Vol. 62, Issue 6, 1356-1363, December 2002

Inhibition of Protein Tyrosine/Mitogen-Activated Protein Kinase Phosphatase Activity Is Associated with D₂ Dopamine Receptor Supersensitivity in a Rat Model of Parkinson's Disease

Xuechu Zhen, Claudio Torres, Guoping Cai, and Eitan Friedman

Department of Physiology and Pharmacology, City University of New York Medical School, New York, New York

Previous work demonstrated that stimulation of D₂ dopamine receptors (D₂DRs) in the unilaterally 6-hydroxydopamine (6-OHDA)-lesioned rat enhanced striatal extracellular signal-regulated kinase (ERK) activity ipsilateral to the lesion. The present work was designed to explore the mechanism underlying the activation of ERK in the denervated striatum. Stimulation of D₂DR induced a 60% inhibition in protein tyrosine phosphatase (PTP) activity but not in PSP activity in lesioned striata. The D₂DR antagonist spiperone blocked quinpirole-elicited PTP inhibition, and the D₁ receptor agonist 2,3,4,5-tetrahydro-7,8-dihydroxy-1-phenyl-1H-3-benzazepine (SKF38393) did not inhibit PTP activity, indicating that PTP inhibition is a specific effect mediated by stimulation of D₂DR. We further discovered that striatal mitogen-activated protein kinase phosphatase (MKP), a protein phosphatase that is responsible for ERK dephosphorylation, is inhibited in response to D₂DR stimulation in 6-OHDA-lesioned rats. More specifically, MKP1 was identified to be the isozyme affected by D₂DR stimulation. In PC12 cells that express D₂DR, quinpirole elicited no change in PTP or MKP activity, whereas ERK was activated by D₂ dopamine receptor stimulation. The results indicate that 6-OHDA-induced striatal denervation leads to abnormal coupling between D₂DR and PTP/MKP pathway.
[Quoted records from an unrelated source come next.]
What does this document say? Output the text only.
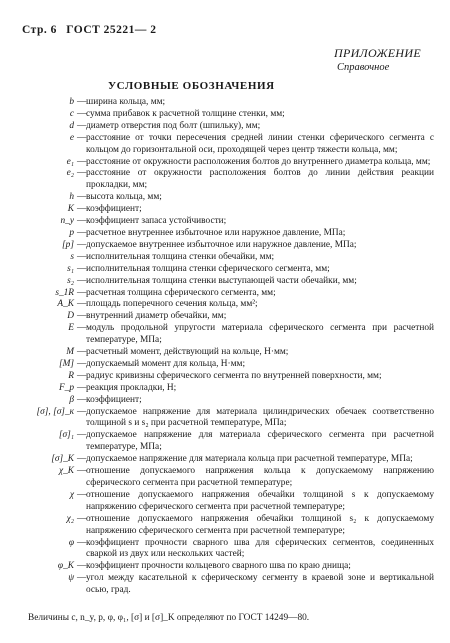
Стр. 6 ГОСТ 25221— 2
ПРИЛОЖЕНИЕ
Справочное
УСЛОВНЫЕ ОБОЗНАЧЕНИЯ
b — ширина кольца, мм;
c — сумма прибавок к расчетной толщине стенки, мм;
d — диаметр отверстия под болт (шпильку), мм;
e — расстояние от точки пересечения средней линии стенки сферического сегмента с кольцом до горизонтальной оси, проходящей через центр тяжести кольца, мм;
e₁ — расстояние от окружности расположения болтов до внутреннего диаметра кольца, мм;
e₂ — расстояние от окружности расположения болтов до линии действия реакции прокладки, мм;
h — высота кольца, мм;
K — коэффициент;
n_y — коэффициент запаса устойчивости;
p — расчетное внутреннее избыточное или наружное давление, МПа;
[p] — допускаемое внутреннее избыточное или наружное давление, МПа;
s — исполнительная толщина стенки обечайки, мм;
s₁ — исполнительная толщина стенки сферического сегмента, мм;
s₂ — исполнительная толщина стенки выступающей части обечайки, мм;
s_1R — расчетная толщина сферического сегмента, мм;
A_K — площадь поперечного сечения кольца, мм²;
D — внутренний диаметр обечайки, мм;
E — модуль продольной упругости материала сферического сегмента при расчетной температуре, МПа;
M — расчетный момент, действующий на кольце, Н·мм;
[M] — допускаемый момент для кольца, Н·мм;
R — радиус кривизны сферического сегмента по внутренней поверхности, мм;
F_p — реакция прокладки, Н;
β — коэффициент;
[σ], [σ]_к — допускаемое напряжение для материала цилиндрических обечаек соответственно толщиной s и s₂ при расчетной температуре, МПа;
[σ]₁ — допускаемое напряжение для материала сферического сегмента при расчетной температуре, МПа;
[σ]_K — допускаемое напряжение для материала кольца при расчетной температуре, МПа;
χ_K — отношение допускаемого напряжения кольца к допускаемому напряжению сферического сегмента при расчетной температуре;
χ — отношение допускаемого напряжения обечайки толщиной s к допускаемому напряжению сферического сегмента при расчетной температуре;
χ₂ — отношение допускаемого напряжения обечайки толщиной s₂ к допускаемому напряжению сферического сегмента при расчетной температуре;
φ — коэффициент прочности сварного шва для сферических сегментов, соединенных сваркой из двух или нескольких частей;
φ_K — коэффициент прочности кольцевого сварного шва по краю днища;
ψ — угол между касательной к сферическому сегменту в краевой зоне и вертикальной осью, град.
Величины c, n_y, p, φ, φ₁, [σ] и [σ]_K определяют по ГОСТ 14249—80.
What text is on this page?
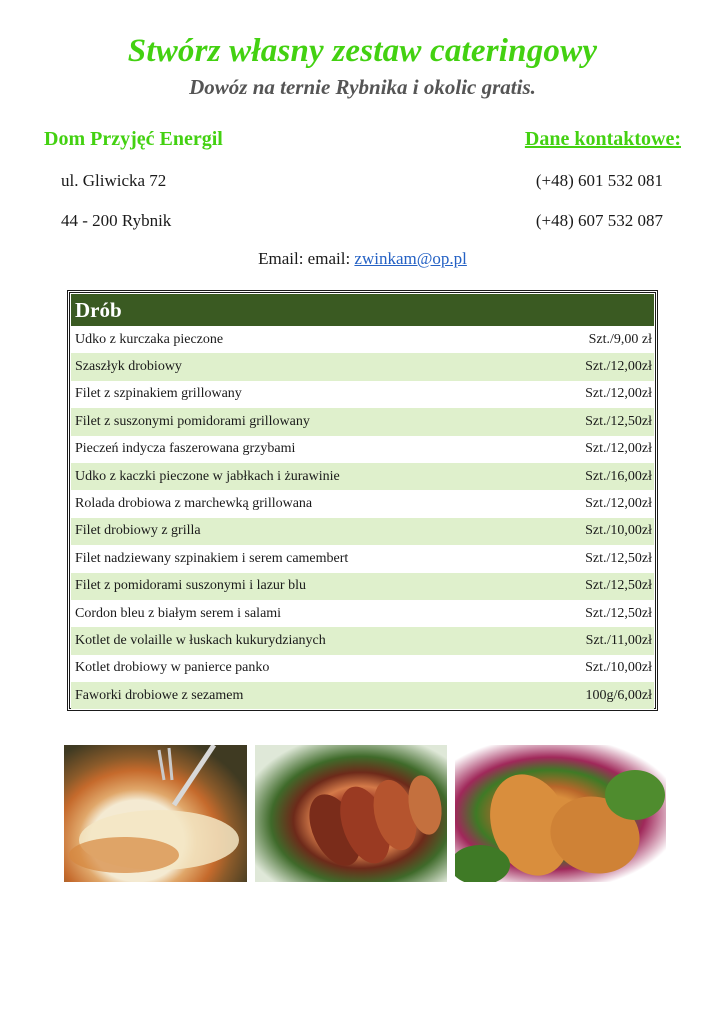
Stwórz własny zestaw cateringowy
Dowóz na ternie Rybnika i okolic gratis.
Dom Przyjęć Energil	Dane kontaktowe:
ul. Gliwicka 72	(+48) 601 532 081
44 - 200 Rybnik	(+48) 607 532 087
Email: email: zwinkam@op.pl
Drób
Udko z kurczaka pieczone	Szt./9,00 zł
Szaszłyk drobiowy	Szt./12,00zł
Filet z szpinakiem grillowany	Szt./12,00zł
Filet z suszonymi pomidorami grillowany	Szt./12,50zł
Pieczeń indycza faszerowana grzybami	Szt./12,00zł
Udko z kaczki pieczone w jabłkach i żurawinie	Szt./16,00zł
Rolada drobiowa z marchewką grillowana	Szt./12,00zł
Filet drobiowy z grilla	Szt./10,00zł
Filet nadziewany szpinakiem i serem camembert	Szt./12,50zł
Filet z pomidorami suszonymi i lazur blu	Szt./12,50zł
Cordon bleu z białym serem i salami	Szt./12,50zł
Kotlet de volaille w łuskach kukurydzianych	Szt./11,00zł
Kotlet drobiowy w panierce panko	Szt./10,00zł
Faworki drobiowe z sezamem	100g/6,00zł
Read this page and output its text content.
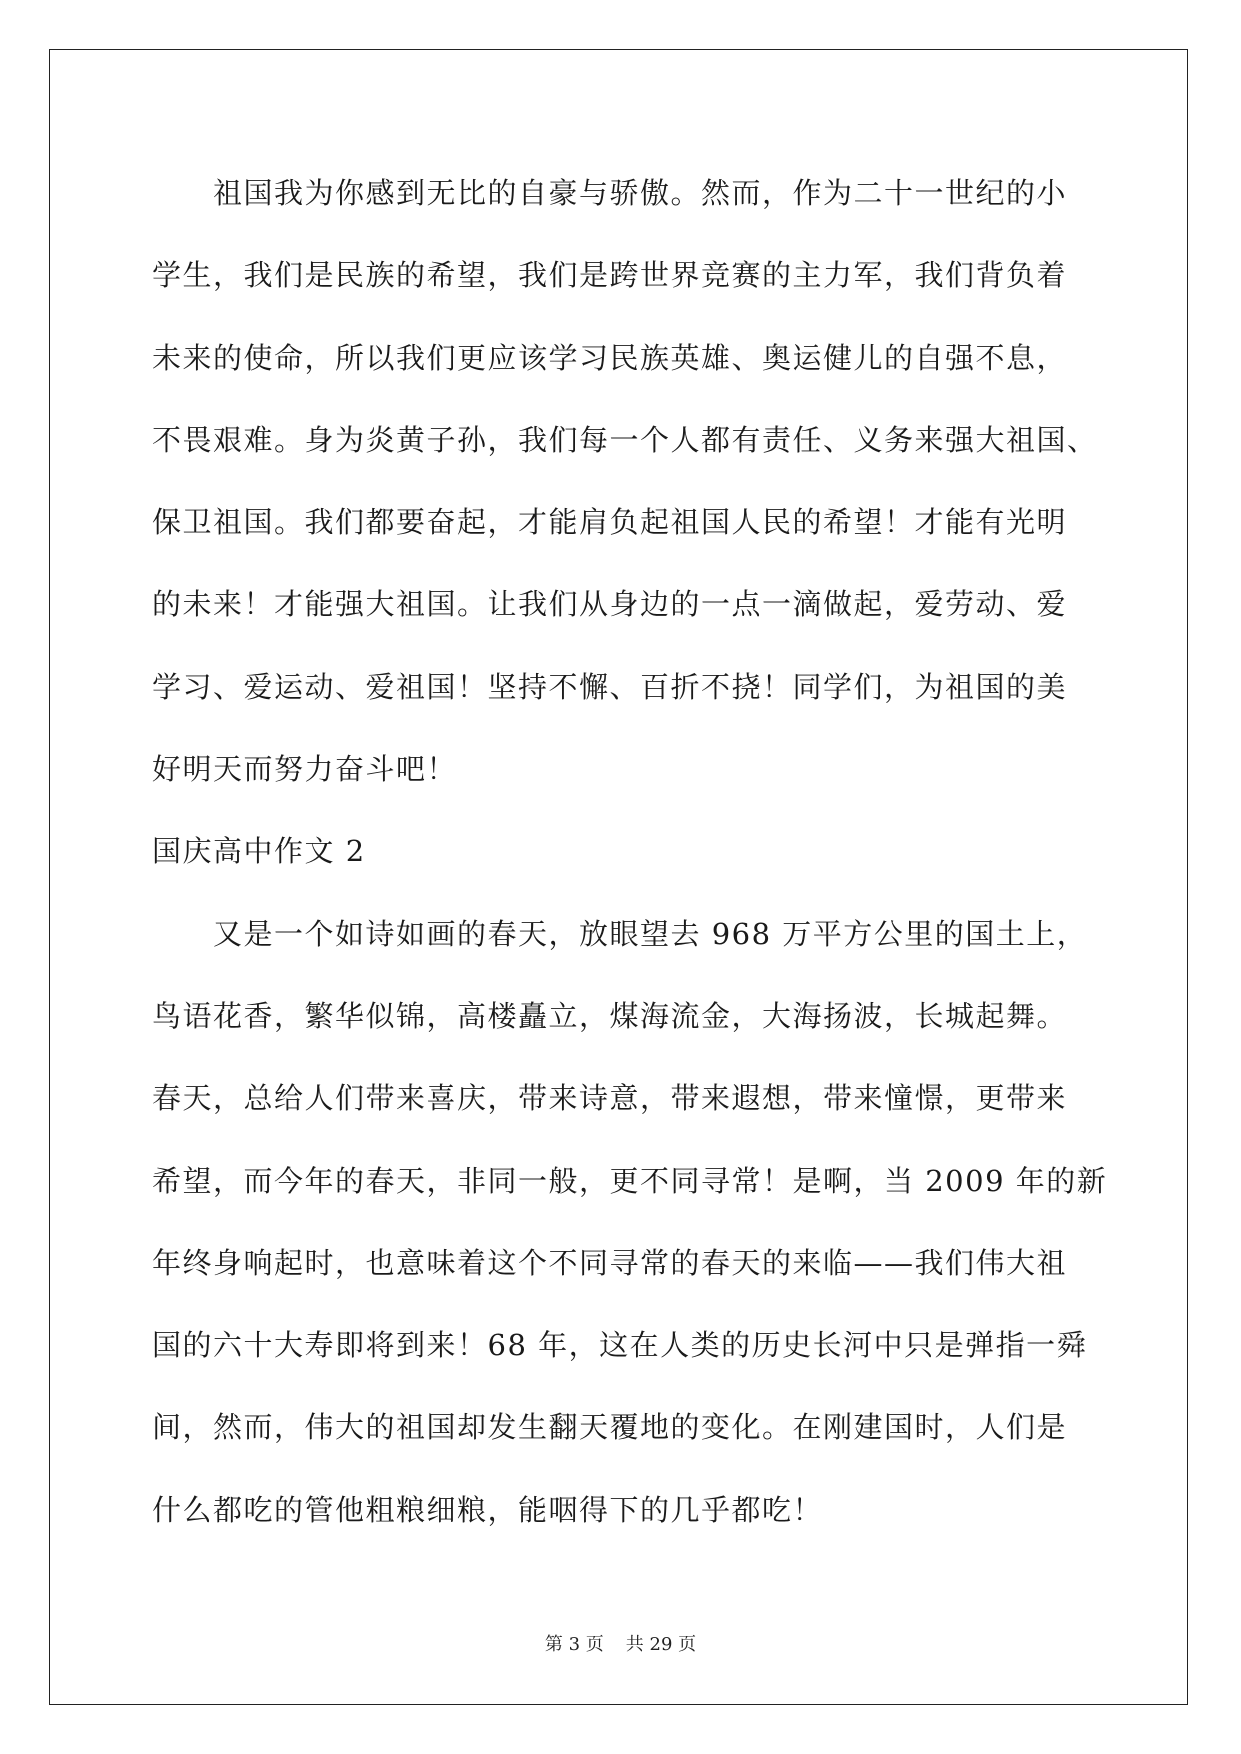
祖国我为你感到无比的自豪与骄傲。然而，作为二十一世纪的小
学生，我们是民族的希望，我们是跨世界竞赛的主力军，我们背负着
未来的使命，所以我们更应该学习民族英雄、奥运健儿的自强不息，
不畏艰难。身为炎黄子孙，我们每一个人都有责任、义务来强大祖国、
保卫祖国。我们都要奋起，才能肩负起祖国人民的希望！才能有光明
的未来！才能强大祖国。让我们从身边的一点一滴做起，爱劳动、爱
学习、爱运动、爱祖国！坚持不懈、百折不挠！同学们，为祖国的美
好明天而努力奋斗吧！
国庆高中作文 2
又是一个如诗如画的春天，放眼望去 968 万平方公里的国土上，
鸟语花香，繁华似锦，高楼矗立，煤海流金，大海扬波，长城起舞。
春天，总给人们带来喜庆，带来诗意，带来遐想，带来憧憬，更带来
希望，而今年的春天，非同一般，更不同寻常！是啊，当 2009 年的新
年终身响起时，也意味着这个不同寻常的春天的来临——我们伟大祖
国的六十大寿即将到来！68 年，这在人类的历史长河中只是弹指一舜
间，然而，伟大的祖国却发生翻天覆地的变化。在刚建国时，人们是
什么都吃的管他粗粮细粮，能咽得下的几乎都吃！
第 3 页 共 29 页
Moreover, unilateral inhibition of striatal PTP by an intrastriatal injection of vanadate induced contralateral rotation in control rats in response to D₂DR stimulation, thus mimicking the response observed in the unilateral 6-OHDA-lesioned rat. The results indicate that attenuation of the PTP/MKP pathway may be responsible for the development of D₂DR supersensitivity.